Has there ever been a piece of legislation as mythologized as the Medicare Prescription Drug, Improvement and Modernization Act of 2003?
The answer, of course, is yes. Even last week's failed energy bill had a pipeline full of bull about how huge tax breaks for highly profitable conglomerates were going to secure our energy future when they did no such thing. The Medicare bill may, however, have set a new standard for emotional as well as rhetorical excesses.
This page has done plenty of hand-wringing of its own over this bill, which is filled with enough sops to the special interests that it may have to be revisited in the coming years if for no other reason than fiscal sanity.
With all of this in mind, it is time to address some of the bigger myths about this act, and in so doing perhaps shed a little light into some of its many dark recesses.
Myth No. 1: The bill will lead to the privatization of Medicare. This could happen if all of the stars in the firmament align themselves, but it isn't very likely. Because of last-minute changes, competition between private health plans and traditional Medicare is the subject of a demonstration project that won't even begin until 2010, will last six years and likely will fail. If the premium differential between private plans and traditional Medicare is as large as opponents say, and private plans cherry-pick healthier seniors, leaving older, sicker beneficiaries in the old program, the AARP will rejoin its erstwhile Democratic friends in putting the kibosh on it.
Myth No. 2: This is the best drug benefit we could get given the fiscal realities. As Teddy Kennedy screamed last week on the Senate floor, poppycock! Throw out the $12 billion in just-for-the-hell-of-it payments to health plans, the health savings accounts and all the other junk unrelated to prescription drugs, and the "doughnut hole" in the drug benefit could have been narrowed tremendously. There also was no need for the Scrooge-like asset limits that the poorest seniors will have to meet to get the most help paying for lifesaving drugs.
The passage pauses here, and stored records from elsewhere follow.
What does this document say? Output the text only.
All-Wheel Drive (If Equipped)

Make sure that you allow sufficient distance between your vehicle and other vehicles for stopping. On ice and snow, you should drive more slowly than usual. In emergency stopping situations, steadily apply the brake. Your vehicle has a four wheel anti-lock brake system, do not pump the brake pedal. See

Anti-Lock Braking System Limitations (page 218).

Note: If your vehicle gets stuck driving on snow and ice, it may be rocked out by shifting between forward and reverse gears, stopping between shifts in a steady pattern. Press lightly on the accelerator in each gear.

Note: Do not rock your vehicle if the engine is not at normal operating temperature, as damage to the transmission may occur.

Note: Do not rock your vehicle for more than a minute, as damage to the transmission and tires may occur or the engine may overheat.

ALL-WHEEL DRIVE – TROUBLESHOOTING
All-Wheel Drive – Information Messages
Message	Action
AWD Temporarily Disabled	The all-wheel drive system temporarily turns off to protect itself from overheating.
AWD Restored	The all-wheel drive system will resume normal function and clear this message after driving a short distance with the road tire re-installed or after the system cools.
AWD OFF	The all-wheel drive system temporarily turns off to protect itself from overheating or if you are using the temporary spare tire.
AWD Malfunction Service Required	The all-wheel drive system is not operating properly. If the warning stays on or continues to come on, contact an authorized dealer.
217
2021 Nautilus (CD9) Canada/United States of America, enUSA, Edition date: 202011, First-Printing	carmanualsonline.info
Myths No. 3 and 4: There are (are not!) meaningful cost controls in the plan. Well, there are some elements of the plan that could save some money, including cutting reimbursement for Part B drugs and giving seniors new drug-discount cards next year. There also are provisions that will give pharmacy benefit managers leeway to negotiate lower prices, and a few generic drug changes that may help. However, compared with what should have been HHS-negotiated, nationwide drug discounts, these savings are a pittance. This is why the $400 billion price tag for this bill simply isn't realistic.
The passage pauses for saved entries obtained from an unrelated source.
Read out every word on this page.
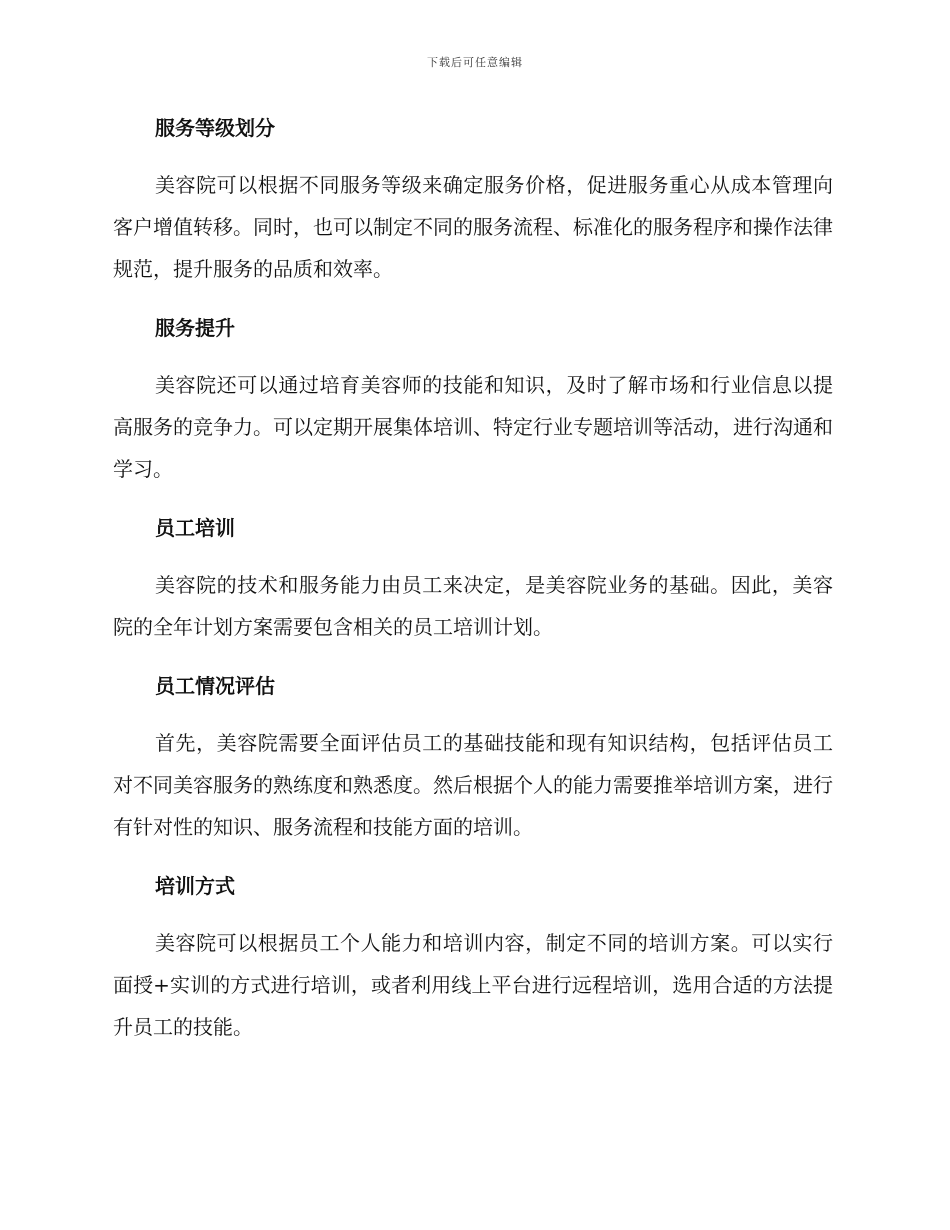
下载后可任意编辑
服务等级划分

美容院可以根据不同服务等级来确定服务价格，促进服务重心从成本管理向客户增值转移。同时，也可以制定不同的服务流程、标准化的服务程序和操作法律规范，提升服务的品质和效率。

服务提升

美容院还可以通过培育美容师的技能和知识，及时了解市场和行业信息以提高服务的竞争力。可以定期开展集体培训、特定行业专题培训等活动，进行沟通和学习。

员工培训

美容院的技术和服务能力由员工来决定，是美容院业务的基础。因此，美容院的全年计划方案需要包含相关的员工培训计划。

员工情况评估

首先，美容院需要全面评估员工的基础技能和现有知识结构，包括评估员工对不同美容服务的熟练度和熟悉度。然后根据个人的能力需要推举培训方案，进行有针对性的知识、服务流程和技能方面的培训。

培训方式

美容院可以根据员工个人能力和培训内容，制定不同的培训方案。可以实行面授+实训的方式进行培训，或者利用线上平台进行远程培训，选用合适的方法提升员工的技能。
Myth No. 5: The doughnut hole will stop most seniors from getting much of a drug benefit. This one is trickier. The "average senior" is expected to have an annual drug bill of $3,160 in 2006, when the legislation kicks in. After paying the monthly Medicare drug premiums, copayments and deductible, he or she would save a grand total of $1,000. If this person has retiree drug coverage (likely soon to vanish) he or she won't take part. For those with far higher drug costs, this bill may be a good deal, because it pays 95% of drug costs above the out-of-pocket, assuming the person has the $4,000 to get there. The very poorest of the poor-those without assets-may win because they are exempt from most out-of-pocket costs.
Other than that, this is a simple bill that anyone can see is (is not!) going to help all (no) seniors. (If you believe that, we have a used energy bill we'd like to sell you.)